How can I plot a contour map on the xy plane rather than on the 3d surface of the function?
This is my current output:
import numpy as np
import matplotlib.pyplot as plt
def f(x,y):
return x**2 + y**2
x = np.linspace(-10,10,100)
y = np.linspace(-10,10,100)
X,Y = np.meshgrid(x,y) # array of values containing all value pairs (xi, yi)
Z = f(X,Y)
fig = plt.figure()
ax = plt.axes(projection='3d')
ax.plot_surface(X, Y, Z, cmap="autumn_r", rstride=1, cstride=1)
ax.contour(X, Y, Z, 10, cmap="autumn_r", linestyles="solid")
plt.show()
>Solution :
If you want the contour to be on one of the planes then set the offset. offset=0 puts the contour on the Z=0 plane (since the default zdir is z).
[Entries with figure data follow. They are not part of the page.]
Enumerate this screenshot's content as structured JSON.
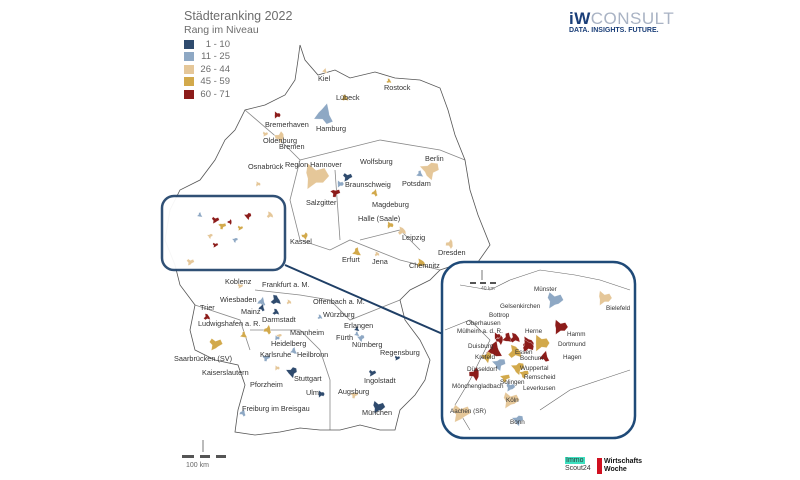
{
  "title": "Städteranking 2022",
  "subtitle": "Rang im Niveau",
  "legend": [
    {
      "label": "1 - 10",
      "color": "#2f4b6e"
    },
    {
      "label": "11 - 25",
      "color": "#8ea8c4"
    },
    {
      "label": "26 - 44",
      "color": "#e5c799"
    },
    {
      "label": "45 - 59",
      "color": "#d2a94b"
    },
    {
      "label": "60 - 71",
      "color": "#8c1c1a"
    }
  ],
  "branding": {
    "iw": "iW",
    "consult": "CONSULT",
    "tagline": "DATA. INSIGHTS. FUTURE.",
    "immo_top": "Immo",
    "immo_bottom": "Scout24",
    "wiwo_top": "Wirtschafts",
    "wiwo_bottom": "Woche"
  },
  "scale": {
    "main": "100 km",
    "inset": "40 km",
    "north": "N"
  },
  "cities": [
    {
      "name": "Kiel",
      "group": 2
    },
    {
      "name": "Rostock",
      "group": 3
    },
    {
      "name": "Lübeck",
      "group": 3
    },
    {
      "name": "Hamburg",
      "group": 1
    },
    {
      "name": "Bremerhaven",
      "group": 4
    },
    {
      "name": "Oldenburg",
      "group": 2
    },
    {
      "name": "Bremen",
      "group": 2
    },
    {
      "name": "Osnabrück",
      "group": 2
    },
    {
      "name": "Region Hannover",
      "group": 2
    },
    {
      "name": "Wolfsburg",
      "group": 0
    },
    {
      "name": "Braunschweig",
      "group": 1
    },
    {
      "name": "Salzgitter",
      "group": 4
    },
    {
      "name": "Berlin",
      "group": 2
    },
    {
      "name": "Potsdam",
      "group": 1
    },
    {
      "name": "Magdeburg",
      "group": 3
    },
    {
      "name": "Halle (Saale)",
      "group": 3
    },
    {
      "name": "Leipzig",
      "group": 2
    },
    {
      "name": "Dresden",
      "group": 2
    },
    {
      "name": "Chemnitz",
      "group": 3
    },
    {
      "name": "Kassel",
      "group": 3
    },
    {
      "name": "Erfurt",
      "group": 3
    },
    {
      "name": "Jena",
      "group": 2
    },
    {
      "name": "Koblenz",
      "group": 2
    },
    {
      "name": "Frankfurt a. M.",
      "group": 0
    },
    {
      "name": "Wiesbaden",
      "group": 1
    },
    {
      "name": "Offenbach a. M.",
      "group": 2
    },
    {
      "name": "Mainz",
      "group": 0
    },
    {
      "name": "Darmstadt",
      "group": 0
    },
    {
      "name": "Würzburg",
      "group": 1
    },
    {
      "name": "Trier",
      "group": 4
    },
    {
      "name": "Ludwigshafen a. R.",
      "group": 3
    },
    {
      "name": "Mannheim",
      "group": 2
    },
    {
      "name": "Erlangen",
      "group": 0
    },
    {
      "name": "Heidelberg",
      "group": 1
    },
    {
      "name": "Fürth",
      "group": 1
    },
    {
      "name": "Nürnberg",
      "group": 1
    },
    {
      "name": "Saarbrücken (SV)",
      "group": 3
    },
    {
      "name": "Kaiserslautern",
      "group": 3
    },
    {
      "name": "Karlsruhe",
      "group": 1
    },
    {
      "name": "Heilbronn",
      "group": 1
    },
    {
      "name": "Regensburg",
      "group": 0
    },
    {
      "name": "Pforzheim",
      "group": 2
    },
    {
      "name": "Stuttgart",
      "group": 0
    },
    {
      "name": "Ingolstadt",
      "group": 0
    },
    {
      "name": "Ulm",
      "group": 0
    },
    {
      "name": "Augsburg",
      "group": 2
    },
    {
      "name": "Freiburg im Breisgau",
      "group": 1
    },
    {
      "name": "München",
      "group": 0
    }
  ],
  "inset_cities": [
    {
      "name": "Münster",
      "group": 1
    },
    {
      "name": "Bielefeld",
      "group": 2
    },
    {
      "name": "Gelsenkirchen",
      "group": 4
    },
    {
      "name": "Bottrop",
      "group": 4
    },
    {
      "name": "Oberhausen",
      "group": 4
    },
    {
      "name": "Mülheim a. d. R.",
      "group": 4
    },
    {
      "name": "Herne",
      "group": 4
    },
    {
      "name": "Hamm",
      "group": 4
    },
    {
      "name": "Dortmund",
      "group": 3
    },
    {
      "name": "Duisburg",
      "group": 4
    },
    {
      "name": "Essen",
      "group": 3
    },
    {
      "name": "Hagen",
      "group": 4
    },
    {
      "name": "Bochum",
      "group": 4
    },
    {
      "name": "Krefeld",
      "group": 3
    },
    {
      "name": "Düsseldorf",
      "group": 1
    },
    {
      "name": "Wuppertal",
      "group": 3
    },
    {
      "name": "Remscheid",
      "group": 3
    },
    {
      "name": "Solingen",
      "group": 3
    },
    {
      "name": "Mönchengladbach",
      "group": 4
    },
    {
      "name": "Leverkusen",
      "group": 1
    },
    {
      "name": "Köln",
      "group": 2
    },
    {
      "name": "Aachen (SR)",
      "group": 2
    },
    {
      "name": "Bonn",
      "group": 1
    }
  ]
}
fig, ax = plt.subplots(subplot_kw={"projection":"3d"})
ax.plot_surface(X, Y, Z, cmap="autumn_r", rstride=1, cstride=1)
ax.contour(X, Y, Z, 10, offset=0, cmap="autumn_r", linestyles="solid")
plt.show()
See the Matplotlib demo here: https://matplotlib.org/stable/gallery/mplot3d/contour3d_3.html#sphx-glr-gallery-mplot3d-contour3d-3-py
You may also wish to change contour to contourf.